Early indications are that the Canadian dollar could decline ahead of tomorrow’s Bank of Canada interest rate announcement. Despite recording a 3.9 percent increase in Gross Domestic Product for the first three months of the year, most observers expect Governor Mark Carney to announce that the Bank of Canada will not raise rates beyond the current 1 percent. This could have investors selling the dollar for currencies offering higher yields.
While few expect a rate increase, close attention will be paid to Carney’s statement in the hope that the Governor will provide a signal as to when he expects rates to increase. Most analysts feel that October is the earliest we can expect the Bank to introduce a rate hike as the short-term forecast is for the Canadian economy to slow slightly from the first quarter’s robust pace.
It was not that long ago that market participants were convinced that Canada was about to enter a period of sustained rate increases. Indeed, starting last June the Bank did introduce three successive quarter point rate hikes but the policy was abandoned after the Canadian economy slowed faster than expected.

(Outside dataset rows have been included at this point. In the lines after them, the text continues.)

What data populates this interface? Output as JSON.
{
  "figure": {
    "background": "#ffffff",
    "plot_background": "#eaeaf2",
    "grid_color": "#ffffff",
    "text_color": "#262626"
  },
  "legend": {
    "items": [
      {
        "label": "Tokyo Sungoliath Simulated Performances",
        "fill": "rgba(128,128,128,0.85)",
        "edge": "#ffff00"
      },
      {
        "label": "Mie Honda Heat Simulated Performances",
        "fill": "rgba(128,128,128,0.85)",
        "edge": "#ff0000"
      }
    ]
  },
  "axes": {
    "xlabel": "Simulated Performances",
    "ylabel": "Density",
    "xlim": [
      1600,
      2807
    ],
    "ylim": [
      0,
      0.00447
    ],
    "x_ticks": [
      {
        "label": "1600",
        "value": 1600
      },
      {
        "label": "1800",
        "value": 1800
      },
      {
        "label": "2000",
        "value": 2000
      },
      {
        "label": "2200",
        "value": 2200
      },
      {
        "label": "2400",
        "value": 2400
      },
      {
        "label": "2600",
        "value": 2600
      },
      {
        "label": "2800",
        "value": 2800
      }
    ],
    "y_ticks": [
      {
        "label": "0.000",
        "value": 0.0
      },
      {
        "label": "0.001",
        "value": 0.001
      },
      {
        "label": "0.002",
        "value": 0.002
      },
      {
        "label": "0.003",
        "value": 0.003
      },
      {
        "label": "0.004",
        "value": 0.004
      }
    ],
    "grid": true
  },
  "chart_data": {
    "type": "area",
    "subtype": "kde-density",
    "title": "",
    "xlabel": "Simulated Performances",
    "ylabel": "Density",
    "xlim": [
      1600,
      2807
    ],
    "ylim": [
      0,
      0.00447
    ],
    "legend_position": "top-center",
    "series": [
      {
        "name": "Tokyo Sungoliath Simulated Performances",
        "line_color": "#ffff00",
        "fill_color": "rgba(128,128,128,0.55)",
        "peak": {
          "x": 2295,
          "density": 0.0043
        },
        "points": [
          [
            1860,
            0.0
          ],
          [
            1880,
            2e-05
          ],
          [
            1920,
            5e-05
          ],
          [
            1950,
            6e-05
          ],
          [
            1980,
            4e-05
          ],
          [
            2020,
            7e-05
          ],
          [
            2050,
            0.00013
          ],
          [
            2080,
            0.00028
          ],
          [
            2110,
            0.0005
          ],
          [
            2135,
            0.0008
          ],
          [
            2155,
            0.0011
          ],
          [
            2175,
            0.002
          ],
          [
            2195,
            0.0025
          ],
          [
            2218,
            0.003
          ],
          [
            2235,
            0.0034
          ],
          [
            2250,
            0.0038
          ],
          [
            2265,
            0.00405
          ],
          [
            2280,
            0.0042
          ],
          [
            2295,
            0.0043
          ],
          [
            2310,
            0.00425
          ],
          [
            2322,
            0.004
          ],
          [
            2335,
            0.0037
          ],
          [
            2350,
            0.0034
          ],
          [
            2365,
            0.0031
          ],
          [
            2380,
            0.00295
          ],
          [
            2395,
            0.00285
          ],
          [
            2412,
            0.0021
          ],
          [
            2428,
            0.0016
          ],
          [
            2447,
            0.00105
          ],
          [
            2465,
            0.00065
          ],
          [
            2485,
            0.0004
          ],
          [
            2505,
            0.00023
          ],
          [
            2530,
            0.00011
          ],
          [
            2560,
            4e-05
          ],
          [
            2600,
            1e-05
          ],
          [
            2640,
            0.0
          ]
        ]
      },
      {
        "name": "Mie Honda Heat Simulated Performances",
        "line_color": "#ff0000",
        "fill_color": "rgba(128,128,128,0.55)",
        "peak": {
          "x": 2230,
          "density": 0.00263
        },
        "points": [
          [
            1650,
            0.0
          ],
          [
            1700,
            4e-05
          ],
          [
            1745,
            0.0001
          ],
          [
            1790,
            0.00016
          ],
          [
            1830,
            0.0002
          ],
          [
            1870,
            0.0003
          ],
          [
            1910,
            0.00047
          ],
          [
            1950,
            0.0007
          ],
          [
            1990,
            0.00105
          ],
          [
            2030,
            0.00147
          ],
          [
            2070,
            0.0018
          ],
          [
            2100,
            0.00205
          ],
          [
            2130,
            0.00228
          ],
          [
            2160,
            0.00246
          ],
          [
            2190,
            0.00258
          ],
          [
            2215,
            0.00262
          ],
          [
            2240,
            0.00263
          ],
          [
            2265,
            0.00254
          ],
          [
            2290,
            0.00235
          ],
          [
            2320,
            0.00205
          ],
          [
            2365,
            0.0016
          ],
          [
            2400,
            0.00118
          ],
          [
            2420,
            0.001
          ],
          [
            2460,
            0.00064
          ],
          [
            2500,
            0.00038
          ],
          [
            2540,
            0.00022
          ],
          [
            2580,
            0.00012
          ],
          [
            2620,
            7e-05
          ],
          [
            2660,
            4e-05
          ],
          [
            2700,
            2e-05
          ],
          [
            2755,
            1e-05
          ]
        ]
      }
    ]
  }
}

Despite this, the Organization for Economic Co-operation and Development (OECD) recently urged the Bank of Canada to return to a policy of rate hikes. The OECD believes that Canada’s interest rate is currently too low and as a result, borrowers are taking on debt levels that would otherwise be beyond their means. Should these rates rise significantly later on, the OECD warns that a dramatic rise in the default rate is likely and this could place the Canadian economy at risk.